Dr. Leslie Sutherland, a researcher with the hospital's Advanced Medical Research Institute of Canada (AMRIC), is using the machine to expose lung cells – grown in a lab setting – to small amounts of marijuana and cigarette smoke.

“With my research on tobacco smoke, I’m trying to determine the absolute earliest possible moment cigarette smoke exposure alters cells from the regular development and veers them off on a path of becoming cancerous,” Sutherland said in a press release. “I also want to determine what the trigger is for this process and if it’s universal or unique to someone’s genetic makeup. This would have profound implications, in terms of predicting, preventing, and treating lung cancer.”

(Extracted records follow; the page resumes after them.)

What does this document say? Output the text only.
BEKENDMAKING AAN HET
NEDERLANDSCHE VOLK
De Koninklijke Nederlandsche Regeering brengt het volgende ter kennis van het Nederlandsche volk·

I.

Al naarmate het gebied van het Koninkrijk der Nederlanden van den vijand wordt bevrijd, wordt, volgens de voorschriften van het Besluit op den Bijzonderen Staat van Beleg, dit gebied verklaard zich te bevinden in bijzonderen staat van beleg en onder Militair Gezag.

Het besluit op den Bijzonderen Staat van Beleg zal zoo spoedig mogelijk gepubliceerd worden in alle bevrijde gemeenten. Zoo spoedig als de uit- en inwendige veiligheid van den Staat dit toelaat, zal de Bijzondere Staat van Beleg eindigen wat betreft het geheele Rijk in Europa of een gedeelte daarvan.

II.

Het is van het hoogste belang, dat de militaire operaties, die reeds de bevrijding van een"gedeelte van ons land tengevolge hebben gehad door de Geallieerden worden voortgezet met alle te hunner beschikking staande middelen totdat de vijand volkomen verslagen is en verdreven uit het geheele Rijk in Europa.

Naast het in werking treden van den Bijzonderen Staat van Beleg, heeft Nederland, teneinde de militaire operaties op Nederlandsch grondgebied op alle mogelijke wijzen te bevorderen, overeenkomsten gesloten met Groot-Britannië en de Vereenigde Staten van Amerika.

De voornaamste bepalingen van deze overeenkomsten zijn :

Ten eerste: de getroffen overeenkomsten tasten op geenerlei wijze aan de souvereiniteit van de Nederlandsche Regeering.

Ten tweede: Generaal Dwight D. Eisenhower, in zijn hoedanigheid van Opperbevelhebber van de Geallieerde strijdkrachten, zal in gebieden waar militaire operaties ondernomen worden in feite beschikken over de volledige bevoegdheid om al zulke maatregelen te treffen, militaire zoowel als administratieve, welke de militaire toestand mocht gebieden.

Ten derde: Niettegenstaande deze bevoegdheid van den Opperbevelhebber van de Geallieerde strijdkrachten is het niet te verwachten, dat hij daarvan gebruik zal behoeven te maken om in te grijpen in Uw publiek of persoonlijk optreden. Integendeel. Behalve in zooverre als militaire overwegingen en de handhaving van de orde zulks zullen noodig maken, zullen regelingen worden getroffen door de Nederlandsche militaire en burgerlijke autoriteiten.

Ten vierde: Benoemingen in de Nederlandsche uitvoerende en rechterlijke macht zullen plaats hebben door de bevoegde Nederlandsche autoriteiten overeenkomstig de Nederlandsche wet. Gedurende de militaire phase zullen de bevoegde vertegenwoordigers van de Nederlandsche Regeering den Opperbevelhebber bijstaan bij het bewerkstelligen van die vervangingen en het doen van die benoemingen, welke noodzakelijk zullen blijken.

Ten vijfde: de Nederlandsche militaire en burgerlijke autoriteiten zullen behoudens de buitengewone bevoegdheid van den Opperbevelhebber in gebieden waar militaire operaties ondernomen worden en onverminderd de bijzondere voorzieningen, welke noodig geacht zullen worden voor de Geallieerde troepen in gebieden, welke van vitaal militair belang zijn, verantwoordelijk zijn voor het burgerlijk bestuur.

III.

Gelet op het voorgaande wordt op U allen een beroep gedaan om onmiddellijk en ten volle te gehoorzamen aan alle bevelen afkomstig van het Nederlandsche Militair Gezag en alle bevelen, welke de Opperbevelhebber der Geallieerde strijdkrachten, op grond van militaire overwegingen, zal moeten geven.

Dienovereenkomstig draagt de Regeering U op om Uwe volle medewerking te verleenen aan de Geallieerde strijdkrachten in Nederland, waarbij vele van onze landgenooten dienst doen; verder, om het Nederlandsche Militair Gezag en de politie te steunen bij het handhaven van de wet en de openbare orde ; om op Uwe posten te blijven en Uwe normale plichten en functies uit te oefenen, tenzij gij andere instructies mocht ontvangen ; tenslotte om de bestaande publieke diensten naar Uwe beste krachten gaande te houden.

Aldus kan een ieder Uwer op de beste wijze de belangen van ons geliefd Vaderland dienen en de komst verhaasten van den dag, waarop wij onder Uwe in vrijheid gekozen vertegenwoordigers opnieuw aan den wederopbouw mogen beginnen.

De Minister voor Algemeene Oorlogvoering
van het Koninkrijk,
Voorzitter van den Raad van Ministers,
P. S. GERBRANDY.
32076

The machine “smokes” the equivalent of one cigarette a week, that is then diluted down to 1/200th its regular strength.

The lung cells are then analyzed to determine at what level of exposure they are altered from their regular healthy development to mutating into cancerous cells.

For her research on marijuna smoke, the machine takes in the equivalent of three joints, and the smoke is then diluted to 1/10,000th of its regular strength.

“We tried diluting the marijuana smoke down to 1/200th of its regular strength, but the cells were completely destroyed by the smoke within 16 hours,” Sutherland said. “So while they won’t become cancerous because they’re dead, we don’t know what that’s doing to the body at the molecular level.”

She added there are no reliable studies on the effects of long-term exposure to marijuana smoke.

“We just don’t know what those effects are, and with medical marijuana for medicinal use now being permitted and regulated, we need to give physicians as much information as we can so that they can have an informed discussion with their patients about whether medical marijuana is an effective treatment option,” Sutherland said.

Sutherland plans to compare her findings on lab-grown cells to ongoing lung cancer research she has done with patients at the North East Cancer Centre.

The Northern Cancer Foundation and the Ontario Lung Association’s Ontario Thoracic Society have funded her research.

“This and other projects, like our search for a nicotine vaccine, demonstrate the world-class research taking place at AMRIC, and we’re able to do this through the generous support of funders such as the Northern Cancer Foundation,” said AMRIC CEO and scientific director Dr. Francisco Diaz-Mitoma, in a press release.